Financial Times FT.com

Investment companies slash cash holdings

By Alice Ross

Published: July 7 2009 17:45 | Last updated: July 7 2009 17:45

Investment trust companies have slashed their cash holdings this year to take advantage of investment opportunities, in a sign of growing optimism among managers.

The financial sector has been the biggest beneficiary of investment company cash, following an upturn in sentiment towards the sector this year.

Investment companies specialising in financials had nearly a third of their assets in cash at the end of 2008 - now, they have just 10 per cent in cash.

More than half of the investment company fund managers surveyed by the Association of Investment Companies reduced their exposure to cash and fixed interest between December 2008 and May this year.

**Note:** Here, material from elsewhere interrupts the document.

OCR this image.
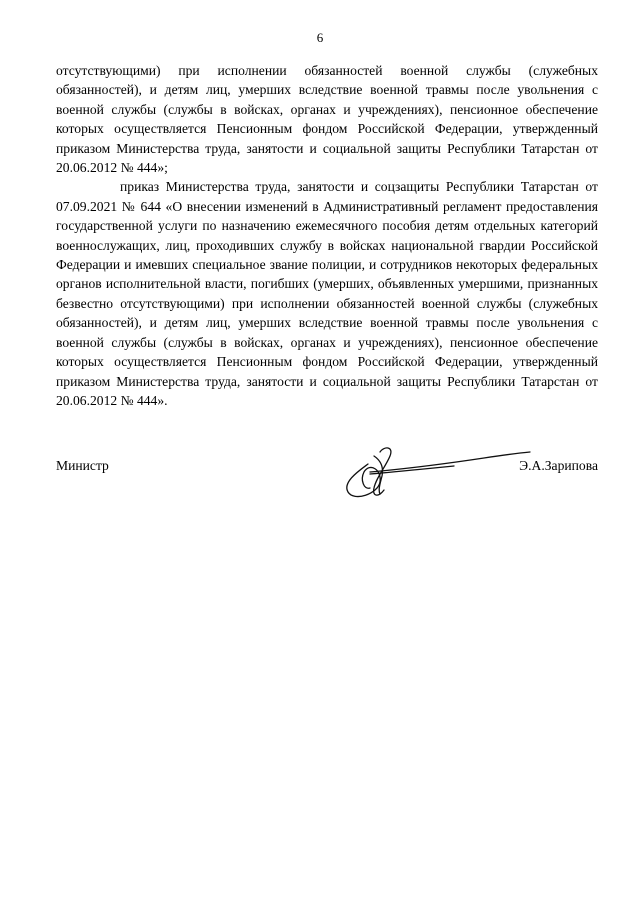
6

отсутствующими) при исполнении обязанностей военной службы (служебных обязанностей), и детям лиц, умерших вследствие военной травмы после увольнения с военной службы (службы в войсках, органах и учреждениях), пенсионное обеспечение которых осуществляется Пенсионным фондом Российской Федерации, утвержденный приказом Министерства труда, занятости и социальной защиты Республики Татарстан от 20.06.2012 № 444»;

приказ Министерства труда, занятости и соцзащиты Республики Татарстан от 07.09.2021 № 644 «О внесении изменений в Административный регламент предоставления государственной услуги по назначению ежемесячного пособия детям отдельных категорий военнослужащих, лиц, проходивших службу в войсках национальной гвардии Российской Федерации и имевших специальное звание полиции, и сотрудников некоторых федеральных органов исполнительной власти, погибших (умерших, объявленных умершими, признанных безвестно отсутствующими) при исполнении обязанностей военной службы (служебных обязанностей), и детям лиц, умерших вследствие военной травмы после увольнения с военной службы (службы в войсках, органах и учреждениях), пенсионное обеспечение которых осуществляется Пенсионным фондом Российской Федерации, утвержденный приказом Министерства труда, занятости и социальной защиты Республики Татарстан от 20.06.2012 № 444».

Министр	Э.А.Зарипова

Sectors with the highest inflows of investment company cash were those hit hardest by the credit crunch, according to the AIC. As well as financials, property securities and global emerging markets funds reduced their cash holdings significantly.

“It is clear that the market has failed to distinguish between bad banks that have run up huge losses, and quality, well managed banks with positive earnings growth, and it is these quality, yet grossly oversold, stocks that we have invested in,” said Shaun Miskell at Blue Planet, whose investment companies are among the most bullish.

However, a third of investment companies had actually increased their holdings in cash and fixed interest, while 14 per cent had not changed their asset allocation.

And analysts at Oriel Securities warned that many investment companies are looking expensive on discount terms. Discounts of investment company share prices to their underlying net asset values have narrowed significantly this year with the stock market recovery.

Oriel analysts believe there could be a sell-off in the near future, which would widen discounts further.